A cartoon from Oxford Latin Course vol. 1 "I saved Latin. What did you ever do?" —Max Fischer, "Rushmore"

"Latin is a language as dead as it can be; it killed the ancient Romans and now it's killing me." —A couplet which is traditional among Latin students

Latin is an ancestor of a variety of modern languages. It is still spoken by a small number of people, mostly in academic or religious circles. There are a few Latin courses at UC Davis ("LAT") and the study of Latin is a part of the Classics program at UCD. The Elementary Latin courses, at least in 2004, were taught using "Oxford Latin Course," which features oddly drawn cartoons that follow a fictional version of the life of the Roman poet Quintus Horatius Flaccus, better known as in English as Horace.

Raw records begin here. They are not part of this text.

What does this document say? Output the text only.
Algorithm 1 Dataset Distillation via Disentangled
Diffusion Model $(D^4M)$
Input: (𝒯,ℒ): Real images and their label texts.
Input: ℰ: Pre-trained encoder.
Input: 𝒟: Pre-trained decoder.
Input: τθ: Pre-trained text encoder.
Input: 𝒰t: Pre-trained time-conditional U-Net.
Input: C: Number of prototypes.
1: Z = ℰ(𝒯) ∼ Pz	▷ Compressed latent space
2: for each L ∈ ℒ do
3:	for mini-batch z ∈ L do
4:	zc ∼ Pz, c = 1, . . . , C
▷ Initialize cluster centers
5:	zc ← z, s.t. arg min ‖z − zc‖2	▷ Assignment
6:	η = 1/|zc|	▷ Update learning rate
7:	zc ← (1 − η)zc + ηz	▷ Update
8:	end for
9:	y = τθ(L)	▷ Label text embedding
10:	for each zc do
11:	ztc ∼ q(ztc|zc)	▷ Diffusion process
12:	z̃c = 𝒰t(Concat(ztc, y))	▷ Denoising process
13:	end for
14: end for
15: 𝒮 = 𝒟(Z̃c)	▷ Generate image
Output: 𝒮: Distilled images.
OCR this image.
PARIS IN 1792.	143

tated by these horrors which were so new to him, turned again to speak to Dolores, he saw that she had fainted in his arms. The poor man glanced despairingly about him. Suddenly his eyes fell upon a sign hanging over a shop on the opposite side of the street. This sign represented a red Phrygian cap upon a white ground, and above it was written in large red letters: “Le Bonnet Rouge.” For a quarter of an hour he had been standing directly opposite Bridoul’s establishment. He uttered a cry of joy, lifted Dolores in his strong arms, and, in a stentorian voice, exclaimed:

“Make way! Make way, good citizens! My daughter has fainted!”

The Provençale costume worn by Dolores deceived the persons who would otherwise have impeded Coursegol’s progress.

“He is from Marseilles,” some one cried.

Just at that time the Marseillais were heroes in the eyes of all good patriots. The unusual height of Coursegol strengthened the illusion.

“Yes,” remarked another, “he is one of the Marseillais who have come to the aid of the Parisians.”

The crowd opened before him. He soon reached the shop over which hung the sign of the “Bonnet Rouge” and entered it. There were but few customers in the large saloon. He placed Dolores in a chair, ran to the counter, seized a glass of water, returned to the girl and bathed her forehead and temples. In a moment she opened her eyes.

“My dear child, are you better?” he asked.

A common misunderstanding is that Latin is "extinct" or a "dead language". This is true only insofar as Old English (a general name used to describe English between the fifth and twelfth centuries approximately) and 7th century Arabic are extinct. In other words, Latin didn't die out but rather changed a little with each generation of speakers (as every language in every time and place has done, without exception), and differently in different places, so that today the Latin spoken in Iberia has become what we call Spanish, Portuguese, Catalan and Galician, the Latin spoken in the former Roman province of Gaul has become what we call French and Provençal, etc. This fact can be understood readily if one looks at a text in a very early form of one of the Romance languages and compares it to Latin and the modern form of that language.

For instance, here is a sample of Old Spanish from 1044:

Et si in uia fillarent eos, debent uenire ad uillam et accipere fidiatorem, et si negarent et dixerint quod non inciderunt ligna, cum quale se custiero acceperit amano pro iurare, debent referire illi de Uilla Gundissaluo cum altero simile; et illi de Uilla Gundissaluo istas defesas non habuerunt deuetatas de pascere, solumodo de matera et ligna cedere; et cuesta braço de ambas partes defesa de Matrize, et de alteris uillis non debent ibi pascere.